In order to show the performance and robustness of the algorithms presented in this paper, the simulation results are compared to those obtained by several efficient methods of Zhang [21], Wang [31], Jiang [16], and Triggs [1]. After reading the results obtained by these different methods (Figs. 34, 5, and 6), it appears that the relative errors corresponding to the intrinsic parameters estimated by the present method are lower than those obtained by Triggs and Jiang, and they are closer to those calculated by Zhang and Wang. This shows that the present approach gives satisfactory results compared to the method presented by Triggs and Jiang, and it gives similar results to those obtained by the methods of Zhang and Wang. Furthermore, the method of Wang requires at least six images, and the method of Triggs requires at least five images to calibrate the camera. However, two images are sufficient to calibrate the cameras used by the present method.

5.2 Real data

This section deals with the experiment results of the different algorithms (Susan, NCC, Ransac, Levenberg–Marquardt, etc.) implemented by the Java object-oriented programming language. These experiments were conducted on eight 512×512 images of an unknown three-dimensional scene, taken by a CCD camera having varying intrinsic parameters. Two images (among eight) are shown in Fig. 9. The control points and the matches (obtained by the Ransac algorithm) between these two images are shown respectively in Figs. 10 and 11, and the intrinsic parameters estimated by three methods (the present method, Wang’s [31], and Jiang’s [16]) are shown in Table 1 below.

Fig. 9
figure 9

Two images of an unknown 3D scene

Fig. 10
figure 10

The control points are shown in red in the two images

Fig. 11
figure 11

The matches are shown and numbered in red in the two images

Table 1 The results of the intrinsic camera parameters estimated by the three methods

Figure 10 bellow shows the control points obtained by the Susan algorithm in the two images. 691 control points were detected in the first image, and 694 control points were detected in the second image.

The control points detected by de Susan algorithm are matched between two images by the correlation function NCC. The result obtained contains false matches.

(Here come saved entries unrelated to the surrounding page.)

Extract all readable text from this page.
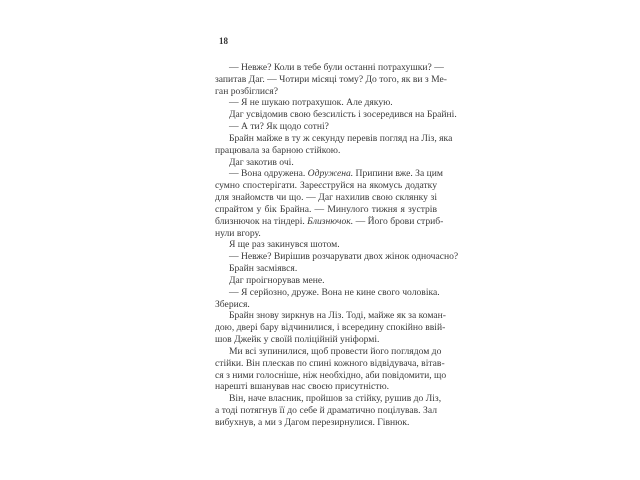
18
— Невже? Коли в тебе були останні потрахушки? —
запитав Даг. — Чотири місяці тому? До того, як ви з Ме-
ган розбіглися?
— Я не шукаю потрахушок. Але дякую.
Даг усвідомив свою безсилість і зосередився на Брайні.
— А ти? Як щодо сотні?
Брайн майже в ту ж секунду перевів погляд на Ліз, яка
працювала за барною стійкою.
Даг закотив очі.
— Вона одружена. Одружена. Припини вже. За цим
сумно спостерігати. Зареєструйся на якомусь додатку
для знайомств чи що. — Даг нахилив свою склянку зі
спрайтом у бік Брайна. — Минулого тижня я зустрів
близнючок на тіндері. Близнючок. — Його брови стриб-
нули вгору.
Я ще раз закинувся шотом.
— Невже? Вирішив розчарувати двох жінок одночасно?
Брайн засміявся.
Даг проігнорував мене.
— Я серйозно, друже. Вона не кине свого чоловіка.
Зберися.
Брайн знову зиркнув на Ліз. Тоді, майже як за коман-
дою, двері бару відчинилися, і всередину спокійно ввій-
шов Джейк у своїй поліційній уніформі.
Ми всі зупинилися, щоб провести його поглядом до
стійки. Він плескав по спині кожного відвідувача, вітав-
ся з ними голосніше, ніж необхідно, аби повідомити, що
нарешті вшанував нас своєю присутністю.
Він, наче власник, пройшов за стійку, рушив до Ліз,
а тоді потягнув її до себе й драматично поцілував. Зал
вибухнув, а ми з Дагом перезирнулися. Гівнюк.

To eliminate them, the authors of this paper regularized all the matches by the Ransac algorithm. Figure 11 bellow shows the 132 matches obtained by this algorithm.

After comparing the results on the synthetic data, the results of the present approach on real data (the two images shown in Fig. 8 and the six other images) are compared to those obtained by Wang [31] and Jiang [16] on the same data. The reading and the analysis of the intrinsic camera parameters presented in Table 1 and those estimated in the four other images show that the results of the present approach are similar to those obtained by Wang, and they are a little different from those obtained by Jiang. Furthermore, the present approach is also compared with two other methods of Zhang [21] and Triggs [1]. The results of the present approach are almost identical to those obtained by Zhang, and they are a little different from those obtained by Triggs. Therefore, this approach provides a robust performance, and it is very close to the other well-established methods. In addition, this method has several advantages: the use of any camera, two images are sufficient to estimate the intrinsic camera parameters, and the use of an unknown 3D scene.

6 Conclusions

In this paper, a robust method of camera self-calibration by an unknown three-dimensional scene is presented. This new method is based on the determination of a relationship between two points in the 3D scene and their projections in the planes of the images i and j and between the relationships between the images of the absolute conic. These relationships give a nonlinear cost function, and the minimization of this function provides the intrinsic parameters of the cameras used. The positive points that characterize this approach are diverse. Among these, there are the use of any camera (with varying intrinsic parameters), a 3D scene, and sufficiency of two points of the scene and two images to achieve the camera’s self-calibration procedure. The robustness of this method in terms of simplicity, accuracy, stability, and convergence is shown by the results of the experiments and the simulations conducted.